A possible use (and our primary interest) of the genome comparison is the identification of markers that can be amplified by PCR. We designed primers for some contigs and repetitive sequences (Additional file 2, table S1). All tested primer pairs showed the PCR product at the expected size on the adult female but not on the adult male parasite (Figure 3). For SmWSPP 9 (Sm_alphafem1), W-specific PCR products of different size were amplified probably due to the repetitive nature of the target sequence. The same results were obtained on individual parasite larval stages (data not shown). In addition to male-to-female comparison, WISH can be used to identify genetic differences between strains, pathovars or even closely related species opening up a wide range of possible applications. One possible candidate would be S. japonicum for which there is a situation similar to our model (draft genome available, female-specific part of the genome unknown). It might be argued that the method requires the genome to be sequenced. This is obviously true, but currently 1001 genomes are completed, for 1279 the draft assembly is available and 1206 genomes are in progress http://www.ncbi.nlm.nih.gov/genomes/static/gpstat.html. These numbers will continue to increase and for most species of medical and ecological importance the genomes will become available. To determine the mode of sex determination is a challenging question for many species [18]. In the case of S. mansoni, female-specific markers have been hunted for the last 30 years and 3 female-specific repeat had been identified by classical methods. These repeats were also identified by our approach and served as a positive control. The reason for their earlier discovery is probably that they are the most abundant female-specific sequences in the S. mansoni genome (data not shown). The W1 repeat was used for the identification of female larvae, however, experiments in our laboratory and evidence from other labs indicates that the marker could be used for a certain number of generations but sporadically the PCR would amplify also from the male genome [3, 19, 20]. We do not exclude that the repeat-based PCR markers we present here do not behave similar. Routinely, we use two unique sequences for sex determination, a strategy that works well in our hands. A detailed description is available as additional files and on our webpage http://methdb.univ-perp.fr/cgrunau/methods/sexing_schisto.html

Conclusions

We show here that using massive sequencing and PCR to detect sex-specific sequences is a reliable and straightforward method to clarify the sex determination issue.
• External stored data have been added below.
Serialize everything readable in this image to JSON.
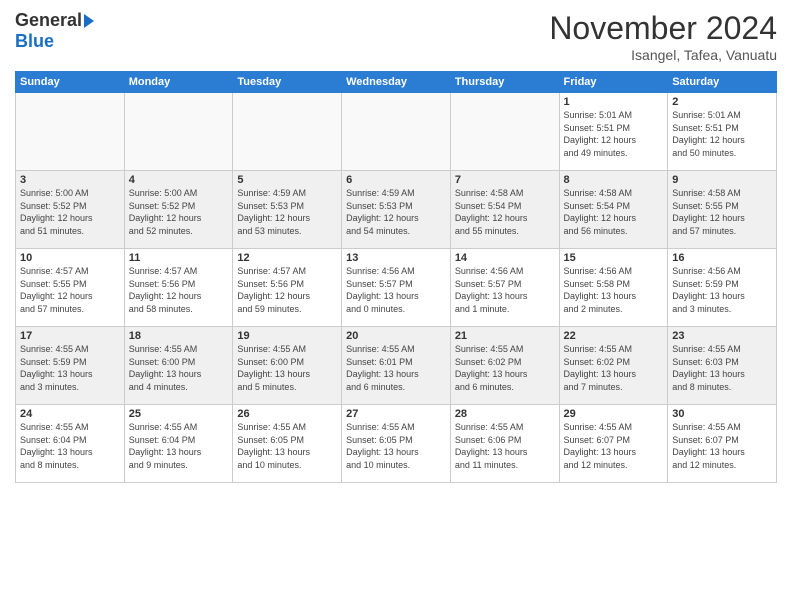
{
  "header": {
    "logo_general": "General",
    "logo_blue": "Blue",
    "title": "November 2024",
    "subtitle": "Isangel, Tafea, Vanuatu"
  },
  "days_of_week": [
    "Sunday",
    "Monday",
    "Tuesday",
    "Wednesday",
    "Thursday",
    "Friday",
    "Saturday"
  ],
  "weeks": [
    [
      {
        "day": "",
        "info": ""
      },
      {
        "day": "",
        "info": ""
      },
      {
        "day": "",
        "info": ""
      },
      {
        "day": "",
        "info": ""
      },
      {
        "day": "",
        "info": ""
      },
      {
        "day": "1",
        "info": "Sunrise: 5:01 AM\nSunset: 5:51 PM\nDaylight: 12 hours\nand 49 minutes."
      },
      {
        "day": "2",
        "info": "Sunrise: 5:01 AM\nSunset: 5:51 PM\nDaylight: 12 hours\nand 50 minutes."
      }
    ],
    [
      {
        "day": "3",
        "info": "Sunrise: 5:00 AM\nSunset: 5:52 PM\nDaylight: 12 hours\nand 51 minutes."
      },
      {
        "day": "4",
        "info": "Sunrise: 5:00 AM\nSunset: 5:52 PM\nDaylight: 12 hours\nand 52 minutes."
      },
      {
        "day": "5",
        "info": "Sunrise: 4:59 AM\nSunset: 5:53 PM\nDaylight: 12 hours\nand 53 minutes."
      },
      {
        "day": "6",
        "info": "Sunrise: 4:59 AM\nSunset: 5:53 PM\nDaylight: 12 hours\nand 54 minutes."
      },
      {
        "day": "7",
        "info": "Sunrise: 4:58 AM\nSunset: 5:54 PM\nDaylight: 12 hours\nand 55 minutes."
      },
      {
        "day": "8",
        "info": "Sunrise: 4:58 AM\nSunset: 5:54 PM\nDaylight: 12 hours\nand 56 minutes."
      },
      {
        "day": "9",
        "info": "Sunrise: 4:58 AM\nSunset: 5:55 PM\nDaylight: 12 hours\nand 57 minutes."
      }
    ],
    [
      {
        "day": "10",
        "info": "Sunrise: 4:57 AM\nSunset: 5:55 PM\nDaylight: 12 hours\nand 57 minutes."
      },
      {
        "day": "11",
        "info": "Sunrise: 4:57 AM\nSunset: 5:56 PM\nDaylight: 12 hours\nand 58 minutes."
      },
      {
        "day": "12",
        "info": "Sunrise: 4:57 AM\nSunset: 5:56 PM\nDaylight: 12 hours\nand 59 minutes."
      },
      {
        "day": "13",
        "info": "Sunrise: 4:56 AM\nSunset: 5:57 PM\nDaylight: 13 hours\nand 0 minutes."
      },
      {
        "day": "14",
        "info": "Sunrise: 4:56 AM\nSunset: 5:57 PM\nDaylight: 13 hours\nand 1 minute."
      },
      {
        "day": "15",
        "info": "Sunrise: 4:56 AM\nSunset: 5:58 PM\nDaylight: 13 hours\nand 2 minutes."
      },
      {
        "day": "16",
        "info": "Sunrise: 4:56 AM\nSunset: 5:59 PM\nDaylight: 13 hours\nand 3 minutes."
      }
    ],
    [
      {
        "day": "17",
        "info": "Sunrise: 4:55 AM\nSunset: 5:59 PM\nDaylight: 13 hours\nand 3 minutes."
      },
      {
        "day": "18",
        "info": "Sunrise: 4:55 AM\nSunset: 6:00 PM\nDaylight: 13 hours\nand 4 minutes."
      },
      {
        "day": "19",
        "info": "Sunrise: 4:55 AM\nSunset: 6:00 PM\nDaylight: 13 hours\nand 5 minutes."
      },
      {
        "day": "20",
        "info": "Sunrise: 4:55 AM\nSunset: 6:01 PM\nDaylight: 13 hours\nand 6 minutes."
      },
      {
        "day": "21",
        "info": "Sunrise: 4:55 AM\nSunset: 6:02 PM\nDaylight: 13 hours\nand 6 minutes."
      },
      {
        "day": "22",
        "info": "Sunrise: 4:55 AM\nSunset: 6:02 PM\nDaylight: 13 hours\nand 7 minutes."
      },
      {
        "day": "23",
        "info": "Sunrise: 4:55 AM\nSunset: 6:03 PM\nDaylight: 13 hours\nand 8 minutes."
      }
    ],
    [
      {
        "day": "24",
        "info": "Sunrise: 4:55 AM\nSunset: 6:04 PM\nDaylight: 13 hours\nand 8 minutes."
      },
      {
        "day": "25",
        "info": "Sunrise: 4:55 AM\nSunset: 6:04 PM\nDaylight: 13 hours\nand 9 minutes."
      },
      {
        "day": "26",
        "info": "Sunrise: 4:55 AM\nSunset: 6:05 PM\nDaylight: 13 hours\nand 10 minutes."
      },
      {
        "day": "27",
        "info": "Sunrise: 4:55 AM\nSunset: 6:05 PM\nDaylight: 13 hours\nand 10 minutes."
      },
      {
        "day": "28",
        "info": "Sunrise: 4:55 AM\nSunset: 6:06 PM\nDaylight: 13 hours\nand 11 minutes."
      },
      {
        "day": "29",
        "info": "Sunrise: 4:55 AM\nSunset: 6:07 PM\nDaylight: 13 hours\nand 12 minutes."
      },
      {
        "day": "30",
        "info": "Sunrise: 4:55 AM\nSunset: 6:07 PM\nDaylight: 13 hours\nand 12 minutes."
      }
    ]
  ]
}
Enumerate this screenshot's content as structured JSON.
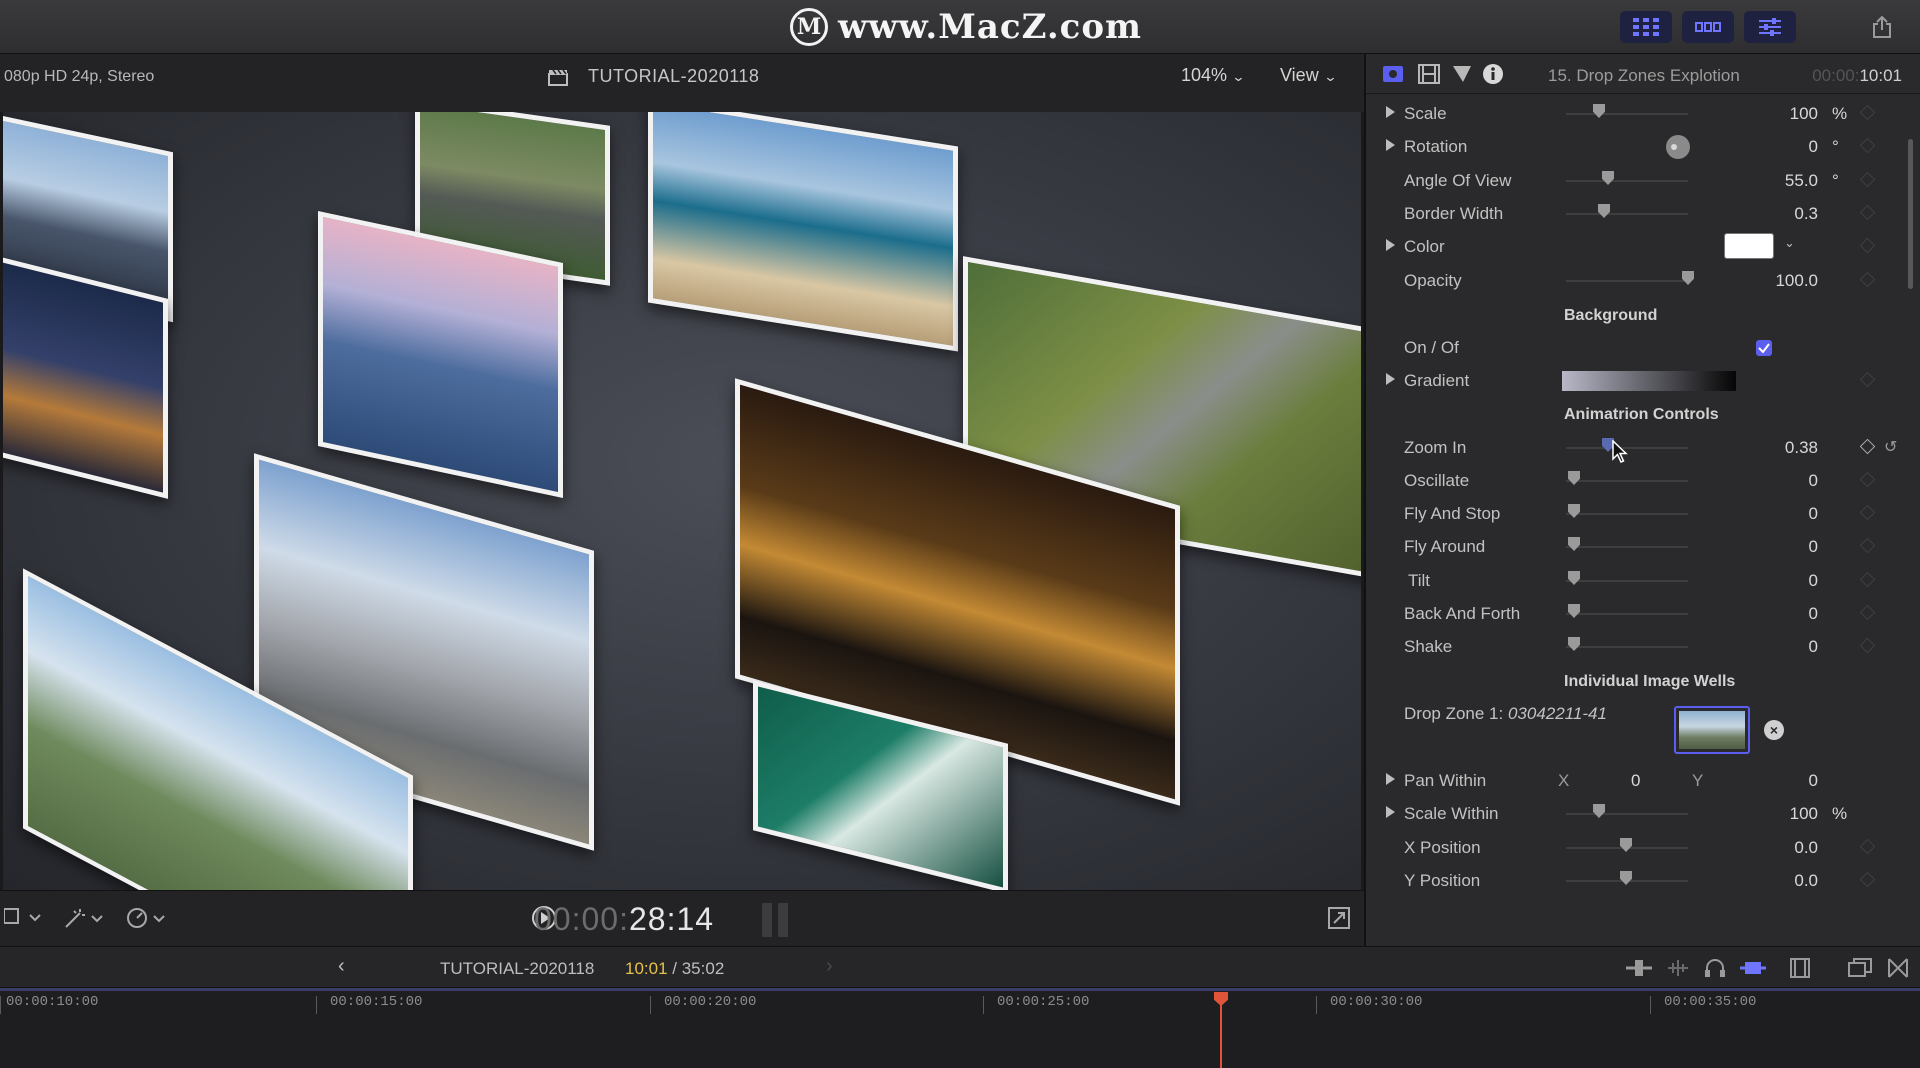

The identified markers can be used to identify the sex of individuals in early developmental stages or for adults in species without apparent sexual dimorphism. Sex identification method could also be of clear interest to control the sex in domestic animal reproduction in livestock industry [21, 22]. Other applications lie in molecular ecology to identify sex-specific patterns like biased sex-ratio or bias in the dispersal of each sex [23, 24]. Naturally, as mentioned above, the method can also be used to detect sequence differences in other scenarios.